The Floridian Social Club (formerly the State Theatre) The State Theatre was a single-screen movie theatre that opened in 1949 and closed in 2017 due to local fire code violations. It was purchased in 2018, with renovations beginning that same year. Construction was completed however the site was not able to reopen due to the COVID-19 pandemic. The venue reopened in February 2021 as a Beaux-Arts style concert & ticketed event venue in St. Petersburg, Florida... Since 2026, The Floridian Social Club has operated primarily as a private events venue, hosting weddings, corporate events, galas, and other private events, after being awarded 2025's "Best Event Venue" by St. Pete Life Magazine.

In 1991, the building was added to The St. Petersburg Register of Historic Places.

==History==
The original building was constructed as Alexander National Bank in 1924. It was designed by Neel Reid, who also designed the Alexander Hotel in St. Petersburg. At that time, the 6000 sqft building made it one of the largest banks in St. Petersburg. The bank was shut down in 1926 with the death of Jacob Alexander.

During part of 1927, the building was occupied by the Gregory Electric Refrigeration Company but by 1928 sat vacant. The Fidelity Bank and Trust Company purchased the building in July 1929. The stock market crash in October of that same year was too much for the local economy and the Fidelity Bank, like most St. Petersburg banks, was forced to close. After Fidelity's liquidation in 1931, the building was used for a succession of small office tenants until 1949 when it was remodeled by Archie Parrish into the State Theatre.

In November 2016, the building failed a fire inspection, receiving 30 fire code violations from St. Petersburg Fire Rescue. By the end of August, the venue cleared 11 of the violations. In September, the owners hired John A. Bodziak to redesign the space to comply with local fire codes. The venue booked 12 concerts from mid-September to early November.

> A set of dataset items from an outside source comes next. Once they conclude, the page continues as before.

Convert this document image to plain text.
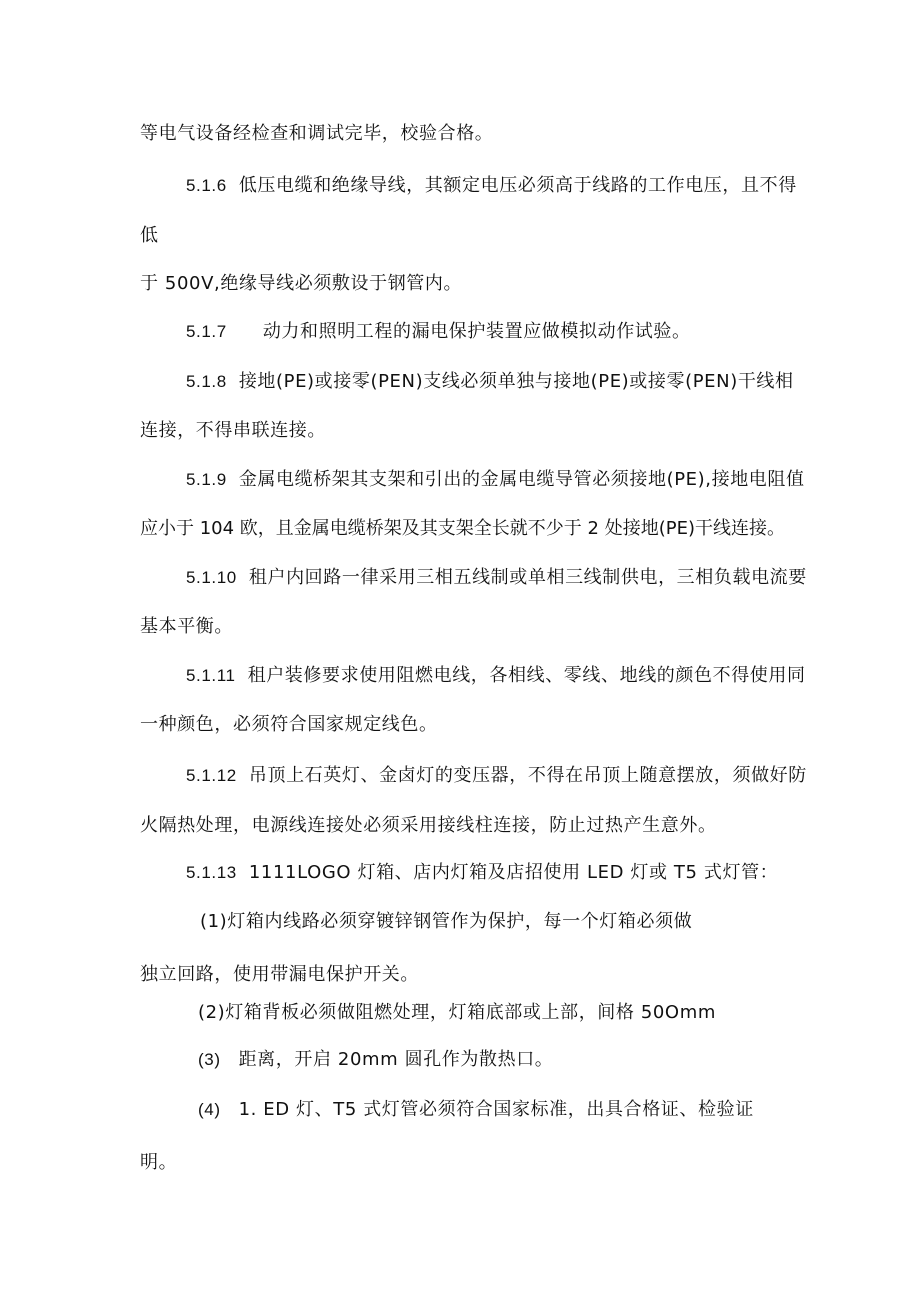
等电气设备经检查和调试完毕，校验合格。
5.1.6 低压电缆和绝缘导线，其额定电压必须高于线路的工作电压，且不得
低
于 500V,绝缘导线必须敷设于钢管内。
5.1.7 动力和照明工程的漏电保护装置应做模拟动作试验。
5.1.8 接地(PE)或接零(PEN)支线必须单独与接地(PE)或接零(PEN)干线相
连接，不得串联连接。
5.1.9 金属电缆桥架其支架和引出的金属电缆导管必须接地(PE),接地电阻值
应小于 104 欧，且金属电缆桥架及其支架全长就不少于 2 处接地(PE)干线连接。
5.1.10 租户内回路一律采用三相五线制或单相三线制供电，三相负载电流要
基本平衡。
5.1.11 租户装修要求使用阻燃电线，各相线、零线、地线的颜色不得使用同
一种颜色，必须符合国家规定线色。
5.1.12 吊顶上石英灯、金卤灯的变压器，不得在吊顶上随意摆放，须做好防
火隔热处理，电源线连接处必须采用接线柱连接，防止过热产生意外。
5.1.13 1111LOGO 灯箱、店内灯箱及店招使用 LED 灯或 T5 式灯管：
(1)灯箱内线路必须穿镀锌钢管作为保护，每一个灯箱必须做
独立回路，使用带漏电保护开关。
(2)灯箱背板必须做阻燃处理，灯箱底部或上部，间格 50Omm
(3) 距离，开启 20mm 圆孔作为散热口。
(4) 1. ED 灯、T5 式灯管必须符合国家标准，出具合格证、检验证
明。
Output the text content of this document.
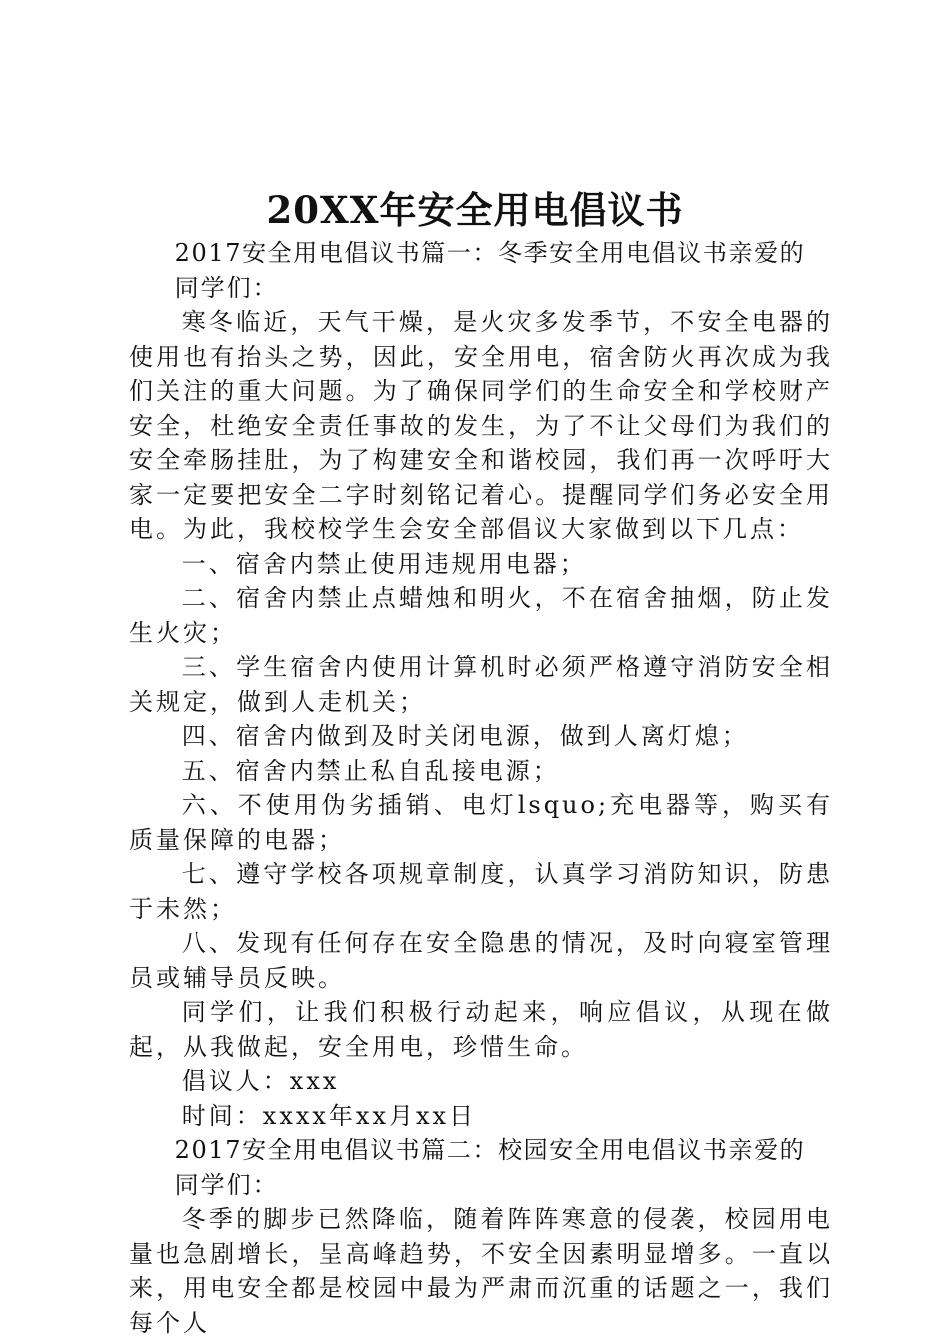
20XX年安全用电倡议书

2017安全用电倡议书篇一：冬季安全用电倡议书亲爱的

同学们：

寒冬临近，天气干燥，是火灾多发季节，不安全电器的使用也有抬头之势，因此，安全用电，宿舍防火再次成为我们关注的重大问题。为了确保同学们的生命安全和学校财产安全，杜绝安全责任事故的发生，为了不让父母们为我们的安全牵肠挂肚，为了构建安全和谐校园，我们再一次呼吁大家一定要把安全二字时刻铭记着心。提醒同学们务必安全用电。为此，我校校学生会安全部倡议大家做到以下几点：

一、宿舍内禁止使用违规用电器；

二、宿舍内禁止点蜡烛和明火，不在宿舍抽烟，防止发生火灾；

三、学生宿舍内使用计算机时必须严格遵守消防安全相关规定，做到人走机关；

四、宿舍内做到及时关闭电源，做到人离灯熄；

五、宿舍内禁止私自乱接电源；

六、不使用伪劣插销、电灯lsquo;充电器等，购买有质量保障的电器；

七、遵守学校各项规章制度，认真学习消防知识，防患于未然；

八、发现有任何存在安全隐患的情况，及时向寝室管理员或辅导员反映。

同学们，让我们积极行动起来，响应倡议，从现在做起，从我做起，安全用电，珍惜生命。

倡议人：xxx

时间：xxxx年xx月xx日

2017安全用电倡议书篇二：校园安全用电倡议书亲爱的

同学们：

冬季的脚步已然降临，随着阵阵寒意的侵袭，校园用电量也急剧增长，呈高峰趋势，不安全因素明显增多。一直以来，用电安全都是校园中最为严肃而沉重的话题之一，我们每个人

After an inspection on September 22, 2017, the fire department stated the capacity would have to reduce from 705 to 431. Despite protests from the owners, the City Council approved the occupancy limit. Seven concerts were canceled and moved to different venues, costing The State over $200,000 in lost revenue.

Bodziak redesigned the theater to increase the capacity to 590. Despite changes, the owners place the property on sale in December 2017. The building sold for $2.1 million, purchased by real estate broker Kevin Chadwick. It was set to reopen on September 28, 2018, with a performance by Andy Grammer, however, this did not come to fruition. Instead, Chadwick expanded the renovations for the building.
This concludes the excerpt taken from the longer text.